Mom is perhaps the No. 1 girl right now, the one who most admires his attitude and fortitude.
“I think through his strength and watching him, he has allowed me to not fall apart,” Malikah said. “How could I fall apart when my son, who was 12, accepted it and was ready for the challenge of fighting this disease?”
No one knows what the future holds. But Malikah is proud of her son, and carries a fond wish for his future.
“I just hope he does great things with this experience he’s been through,” she said. “I hope he can challenge himself to help other children. He’s just a warrior. I always say he has the spirit of a lion. I don’t think many 12-year-olds would have taken this on the way he has.”
When Malikah cried for his circumstances, Khalique comforted.
“Mama, I don’t mind,” he would tell her. “I’m OK. I know I’m going to beat this.”
Dr. Dickens said Khalique’s attitude has been amazing. And inspiring.

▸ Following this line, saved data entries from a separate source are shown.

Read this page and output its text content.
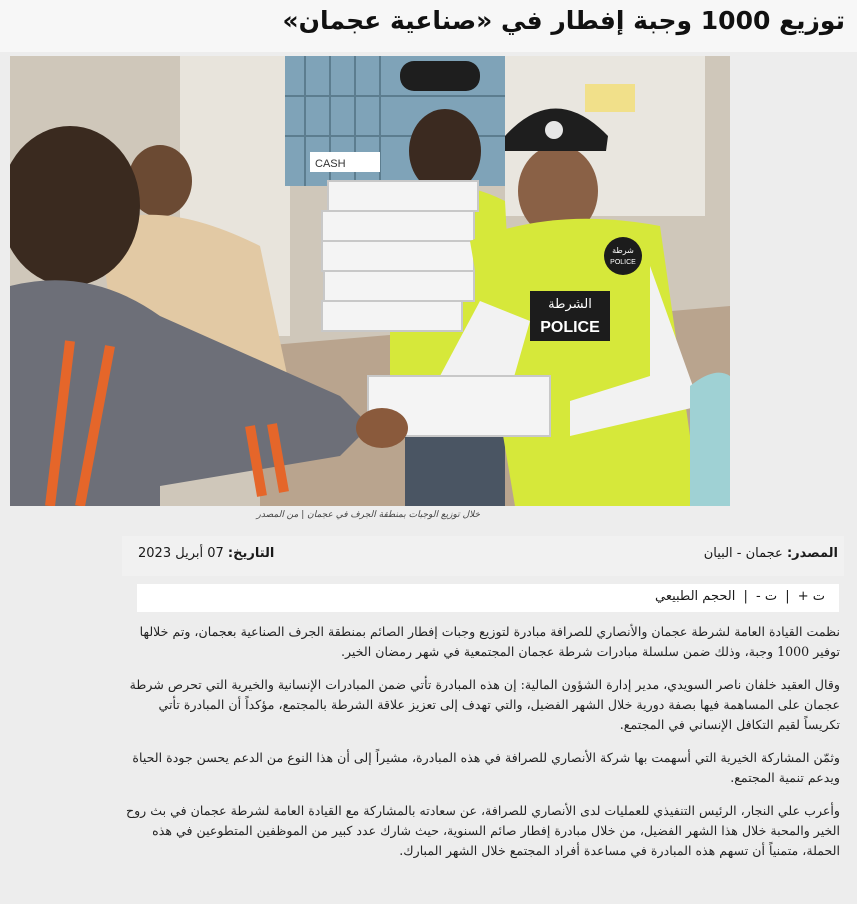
توزيع 1000 وجبة إفطار في «صناعية عجمان»
CASH
الشرطة
POLICE
شرطة
POLICE
خلال توزيع الوجبات بمنطقة الجرف في عجمان | من المصدر
المصدر: عجمان - البيان
التاريخ: 07 أبريل 2023
ت + | ت - | الحجم الطبيعي

نظمت القيادة العامة لشرطة عجمان والأنصاري للصرافة مبادرة لتوزيع وجبات إفطار الصائم بمنطقة الجرف الصناعية بعجمان، وتم خلالها توفير 1000 وجبة، وذلك ضمن سلسلة مبادرات شرطة عجمان المجتمعية في شهر رمضان الخير.

وقال العقيد خلفان ناصر السويدي، مدير إدارة الشؤون المالية: إن هذه المبادرة تأتي ضمن المبادرات الإنسانية والخيرية التي تحرص شرطة عجمان على المساهمة فيها بصفة دورية خلال الشهر الفضيل، والتي تهدف إلى تعزيز علاقة الشرطة بالمجتمع، مؤكداً أن المبادرة تأتي تكريساً لقيم التكافل الإنساني في المجتمع.

وثمّن المشاركة الخيرية التي أسهمت بها شركة الأنصاري للصرافة في هذه المبادرة، مشيراً إلى أن هذا النوع من الدعم يحسن جودة الحياة ويدعم تنمية المجتمع.

وأعرب علي النجار، الرئيس التنفيذي للعمليات لدى الأنصاري للصرافة، عن سعادته بالمشاركة مع القيادة العامة لشرطة عجمان في بث روح الخير والمحبة خلال هذا الشهر الفضيل، من خلال مبادرة إفطار صائم السنوية، حيث شارك عدد كبير من الموظفين المتطوعين في هذه الحملة، متمنياً أن تسهم هذه المبادرة في مساعدة أفراد المجتمع خلال الشهر المبارك.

“Khalique has a gift,” Dr. Dickens said. “His cancer journey has not been easy. First came discussions about having cancer, kidney damage and the possibility of not being curable. Then his body was exposed to high doses of chemotherapy and radiation therapy, which created numerous side effects and setbacks. Yet, throughout his treatment he remained kind, grateful and positive.”

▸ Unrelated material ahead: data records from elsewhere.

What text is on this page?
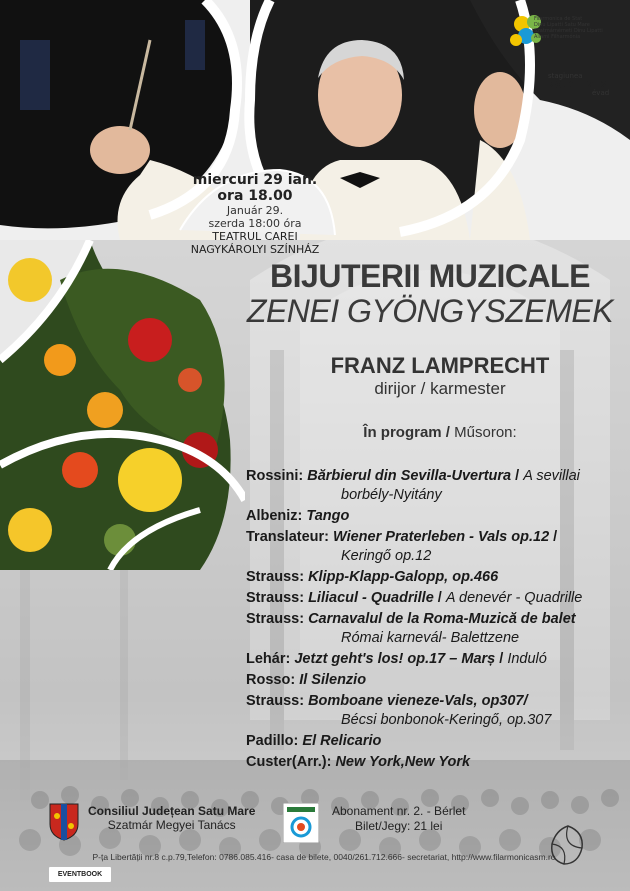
Filarmonica de Stat
Dinu Lipatti Satu Mare
Szatmárnémeti Dinu Lipatti
Állami Filharmónia
stagiunea
2019 | 2020
évad
miercuri 29 ian.
ora 18.00
Január 29.
szerda 18:00 óra
TEATRUL CAREI
NAGYKÁROLYI SZÍNHÁZ
BIJUTERII MUZICALE
ZENEI GYÖNGYSZEMEK
FRANZ LAMPRECHT
dirijor / karmester
În program / Műsoron:
Rossini: Bărbierul din Sevilla-Uvertura / A sevillai
borbély-Nyitány
Albeniz: Tango
Translateur: Wiener Praterleben - Vals op.12 /
Keringő op.12
Strauss: Klipp-Klapp-Galopp, op.466
Strauss: Liliacul - Quadrille / A denevér - Quadrille
Strauss: Carnavalul de la Roma-Muzică de balet
Római karnevál- Balettzene
Lehár: Jetzt geht's los! op.17 – Marș / Induló
Rosso: Il Silenzio
Strauss: Bomboane vieneze-Vals, op307/
Bécsi bonbonok-Keringő, op.307
Padillo: El Relicario
Custer(Arr.): New York,New York
Consiliul Județean Satu Mare
Szatmár Megyei Tanács
Abonament nr. 2. - Bérlet
Bilet/Jegy: 21 lei
P-ța Libertății nr.8 c.p.79,Telefon: 0786.085.416- casa de bilete, 0040/261.712.666- secretariat, http://www.filarmonicasm.ro
EVENTBOOK
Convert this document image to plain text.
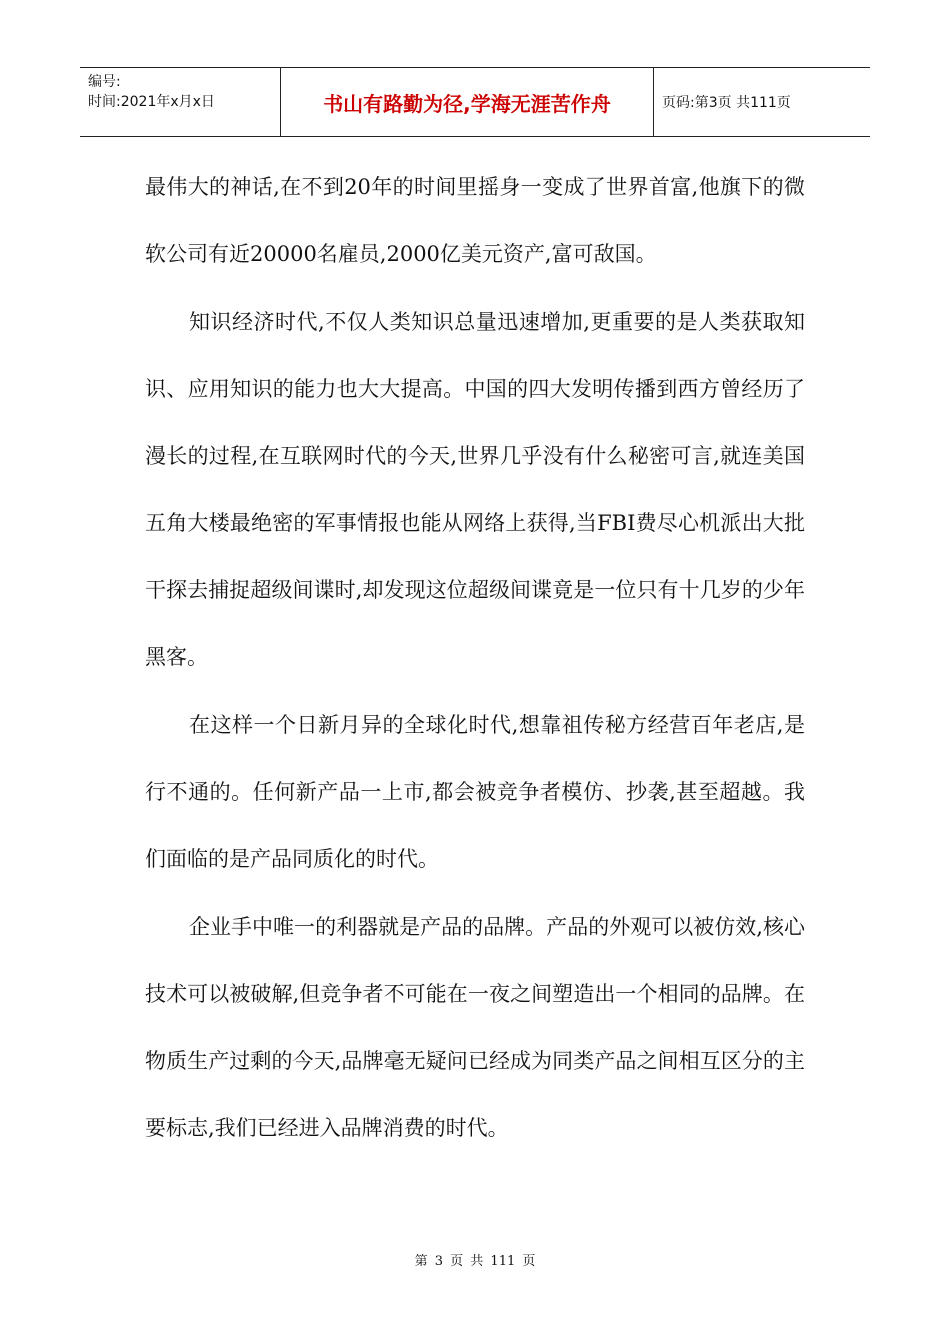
编号:
时间:2021年x月x日	书山有路勤为径,学海无涯苦作舟	页码:第3页 共111页

最伟大的神话,在不到20年的时间里摇身一变成了世界首富,他旗下的微软公司有近20000名雇员,2000亿美元资产,富可敌国。

知识经济时代,不仅人类知识总量迅速增加,更重要的是人类获取知识、应用知识的能力也大大提高。中国的四大发明传播到西方曾经历了漫长的过程,在互联网时代的今天,世界几乎没有什么秘密可言,就连美国五角大楼最绝密的军事情报也能从网络上获得,当FBI费尽心机派出大批干探去捕捉超级间谍时,却发现这位超级间谍竟是一位只有十几岁的少年黑客。

在这样一个日新月异的全球化时代,想靠祖传秘方经营百年老店,是行不通的。任何新产品一上市,都会被竞争者模仿、抄袭,甚至超越。我们面临的是产品同质化的时代。

企业手中唯一的利器就是产品的品牌。产品的外观可以被仿效,核心技术可以被破解,但竞争者不可能在一夜之间塑造出一个相同的品牌。在物质生产过剩的今天,品牌毫无疑问已经成为同类产品之间相互区分的主要标志,我们已经进入品牌消费的时代。

第 3 页 共 111 页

Dr. Dickens said Khalique is a positive role model for others facing adversity.
“He is living proof that cancer and its treatment may change what you look like, but it doesn’t have to change who you are,” Dr. Dickens said. “There are some people, like Khalique, who don’t just retain their inherent qualities, but become in the process even better versions of themselves. That is his gift.”
Dr. Dickens also praised Malikah for her part in Khalique’s journey.
“Apples don’t fall far from their trees,” he said. “His mother instilled in him the expectations, love, security and values, which created this incredible young man and she deserves a lot of credit for being an excellent mother.”